Cumpre esclarecer logo de início: Popper era um realista. Ou seja, para Popper o mundo externo não era uma projeção da mente, o véu de Maya, ou qualquer coisa parecida, e sim a realidade sobre a qual as teorias eram lançadas e podiam ser testadas por suas conseqüências preditivas.
O realismo de Popper é o realismo do senso comum, do homem comum. Entretanto, ele admitia que esse mesmo realismo não era uma teoria científica (ou seja, não era refutável empiricamente) e sim uma tese metafísica que podia ser defendida por ser frutífera para a atividade do conhecimento e por ser inspiradora de teorias científicas, essas sim, refutáveis.
Ora, o Popper realista não acreditava na validade das inferências baseadas no raciocínio indutivo e defendia que a ciência mesma não poderia se basear numa metodologia indutiva. O mundo externo jamais poderá fornecer instâncias singulares confirmadoras suficientes para qualquer teoria que contenha enunciados universais do tipo “todos os corvos são pretos”.
Se a resposta não está na indução, onde estará? “No método hipotético-dedutivo”, Popper responde. De teorias (consideradas como sistemas de premissas contendo enunciados universais, condições iniciais e hipóteses auxiliares) deduzem-se predições que podem ser testadas empiricamente. E, se estas forem confirmadas, a teoria é momentaneamente (até o próximo teste) corroborada e se as predições revelarem-se falsas, a teoria está refutada.
O mundo externo não pode dizer conclusivamente que nossas teorias científicas são verdadeiras (pois não há forma de verificá-las definitivamente), mas pode nos dizer que elas estão erradas. Como numa teologia negativa em que Deus é descrito pelo que Ele não é, a epistemologia popperiana fala do mundo a partir da negação de nossas teorias.
É no erro que a realidade é tocada. Sem que haja termo concebível para esse processo, é na depuração dos erros nos aproximamos da verdade. Não sabemos quando estamos certos, mas sabemos quando estamos errados.
Popper pretende apresentar seu método hipotético-dedutivo de testes como uma alternativa passível de resolver os problemas insolúveis da metodologia indutivista e de fomentar o progresso do conhecimento.
É por suas conseqüências que seu método deverá ser avaliado. Popper não acredita numa descrição naturalista da ciência (caracterizá-la a partir de como ela se comporta na realidade), pois o que chamamos ciência será sempre matéria de convenção.(POPPER, 1968, p.52)

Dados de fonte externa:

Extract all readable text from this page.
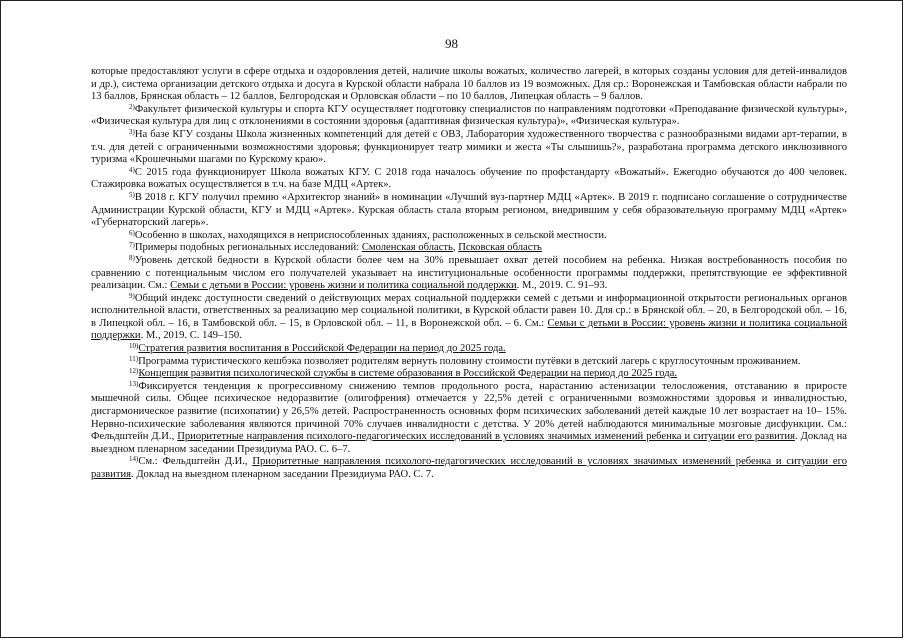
98

которые предоставляют услуги в сфере отдыха и оздоровления детей, наличие школы вожатых, количество лагерей, в которых созданы условия для детей-инвалидов и др.), система организации детского отдыха и досуга в Курской области набрала 10 баллов из 19 возможных. Для ср.: Воронежская и Тамбовская области набрали по 13 баллов, Брянская область – 12 баллов, Белгородская и Орловская области – по 10 баллов, Липецкая область – 9 баллов.

$^{2)}$Факультет физической культуры и спорта КГУ осуществляет подготовку специалистов по направлениям подготовки «Преподавание физической культуры», «Физическая культура для лиц с отклонениями в состоянии здоровья (адаптивная физическая культура)», «Физическая культура».

$^{3)}$На базе КГУ созданы Школа жизненных компетенций для детей с ОВЗ, Лаборатория художественного творчества с разнообразными видами арт-терапии, в т.ч. для детей с ограниченными возможностями здоровья; функционирует театр мимики и жеста «Ты слышишь?», разработана программа детского инклюзивного туризма «Крошечными шагами по Курскому краю».

$^{4)}$С 2015 года функционирует Школа вожатых КГУ. С 2018 года началось обучение по профстандарту «Вожатый». Ежегодно обучаются до 400 человек. Стажировка вожатых осуществляется в т.ч. на базе МДЦ «Артек».

$^{5)}$В 2018 г. КГУ получил премию «Архитектор знаний» в номинации «Лучший вуз-партнер МДЦ «Артек». В 2019 г. подписано соглашение о сотрудничестве Администрации Курской области, КГУ и МДЦ «Артек». Курская область стала вторым регионом, внедрившим у себя образовательную программу МДЦ «Артек» «Губернаторский лагерь».

$^{6)}$Особенно в школах, находящихся в неприспособленных зданиях, расположенных в сельской местности.

$^{7)}$Примеры подобных региональных исследований: Смоленская область, Псковская область

$^{8)}$Уровень детской бедности в Курской области более чем на 30% превышает охват детей пособием на ребенка. Низкая востребованность пособия по сравнению с потенциальным числом его получателей указывает на институциональные особенности программы поддержки, препятствующие ее эффективной реализации. См.: Семьи с детьми в России: уровень жизни и политика социальной поддержки. М., 2019. С. 91–93.

$^{9)}$Общий индекс доступности сведений о действующих мерах социальной поддержки семей с детьми и информационной открытости региональных органов исполнительной власти, ответственных за реализацию мер социальной политики, в Курской области равен 10. Для ср.: в Брянской обл. – 20, в Белгородской обл. – 16, в Липецкой обл. – 16, в Тамбовской обл. – 15, в Орловской обл. – 11, в Воронежской обл. – 6. См.: Семьи с детьми в России: уровень жизни и политика социальной поддержки. М., 2019. С. 149–150.

$^{10)}$Стратегия развития воспитания в Российской Федерации на период до 2025 года.

$^{11)}$Программа туристического кешбэка позволяет родителям вернуть половину стоимости путёвки в детский лагерь с круглосуточным проживанием.

$^{12)}$Концепция развития психологической службы в системе образования в Российской Федерации на период до 2025 года.

$^{13)}$Фиксируется тенденция к прогрессивному снижению темпов продольного роста, нарастанию астенизации телосложения, отставанию в приросте мышечной силы. Общее психическое недоразвитие (олигофрения) отмечается у 22,5% детей с ограниченными возможностями здоровья и инвалидностью, дисгармоническое развитие (психопатии) у 26,5% детей. Распространенность основных форм психических заболеваний детей каждые 10 лет возрастает на 10– 15%. Нервно-психические заболевания являются причиной 70% случаев инвалидности с детства. У 20% детей наблюдаются минимальные мозговые дисфункции. См.: Фельдштейн Д.И., Приоритетные направления психолого-педагогических исследований в условиях значимых изменений ребенка и ситуации его развития. Доклад на выездном пленарном заседании Президиума РАО. С. 6–7.

$^{14)}$См.: Фельдштейн Д.И., Приоритетные направления психолого-педагогических исследований в условиях значимых изменений ребенка и ситуации его развития. Доклад на выездном пленарном заседании Президиума РАО. С. 7.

A decisão de qual metodologia adotar vai depender da comparação entre metodologias rivais. Deve-se adotar aquela que, na aplicação, não revele inconsistências e nos ajude no progresso do conhecimento.

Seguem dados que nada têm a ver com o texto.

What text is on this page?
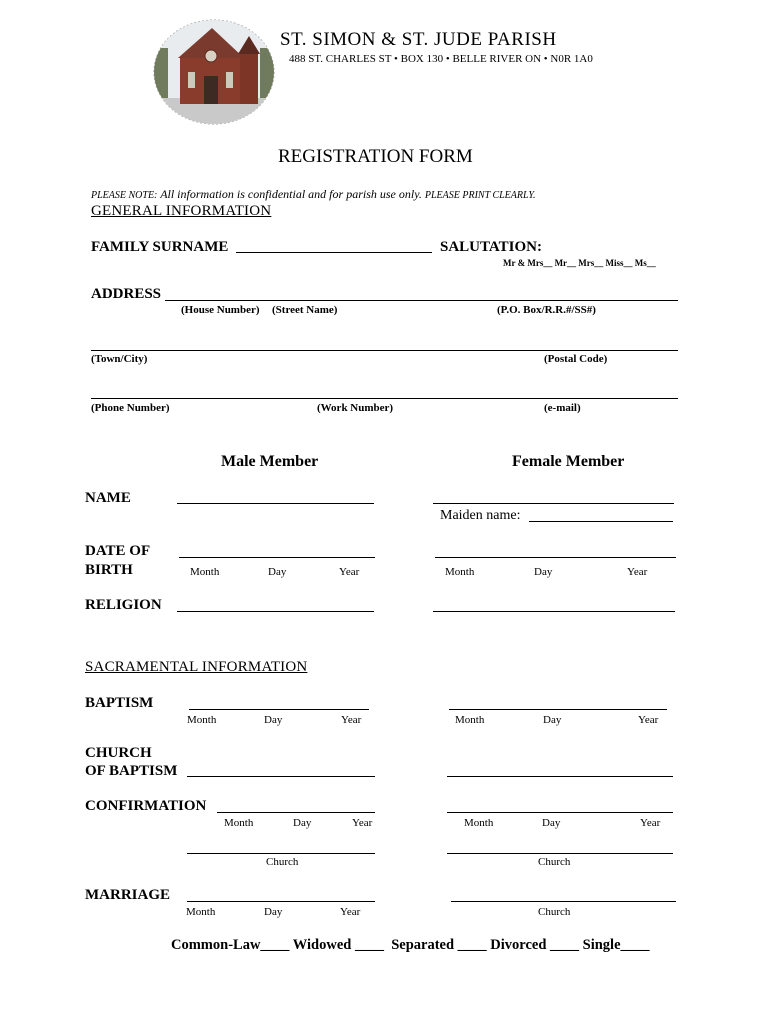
ST. SIMON & ST. JUDE PARISH
488 ST. CHARLES ST • BOX 130 • BELLE RIVER ON • N0R 1A0
REGISTRATION FORM
PLEASE NOTE: All information is confidential and for parish use only. PLEASE PRINT CLEARLY.
GENERAL INFORMATION
FAMILY SURNAME	SALUTATION:
Mr & Mrs__ Mr__ Mrs__ Miss__ Ms__
ADDRESS
(House Number) (Street Name)	(P.O. Box/R.R.#/SS#)
(Town/City)	(Postal Code)
(Phone Number)	(Work Number)	(e-mail)
Male Member	Female Member
NAME
Maiden name:
DATE OF
BIRTH	Month	Day	Year	Month	Day	Year
RELIGION
SACRAMENTAL INFORMATION
BAPTISM
Month	Day	Year	Month	Day	Year
CHURCH
OF BAPTISM
CONFIRMATION
Month	Day	Year	Month	Day	Year
Church	Church
MARRIAGE
Month	Day	Year	Church
Common-Law____ Widowed ____  Separated ____ Divorced ____ Single____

"Minha única razão para propor meu critério de demarcação é que ele é frutífero: que um grande número de pontos podem ser clarificados e explicados com sua ajuda.(...) O filósofo também vai aceitar minha definição como útil somente se ele puder aceitar suas conseqüências. Nós devemos garantir-lhe que tais conseqüências nos habilitam a detectar inconsistências e inadequações em antigas teorias do conhecimento e traçá-las até suas asserções fundamentais e convenções das quais elas fluem. Mas devemos também garanti-lo de que nossas próprias propostas não são ameaçadas pelos mesmos tipos de dificuldades." ( POPPER, 1968, p.55)
Aqui se revela o primeiro sentido do convencionalismo popperiano. A metodologia que Popper propõe não é uma descrição de como os cientistas atuam, mas uma convenção metodológica cuja aceitação se baseia em seus méritos em resolver os problemas da metodologia indutiva sem criar outras inconsistências.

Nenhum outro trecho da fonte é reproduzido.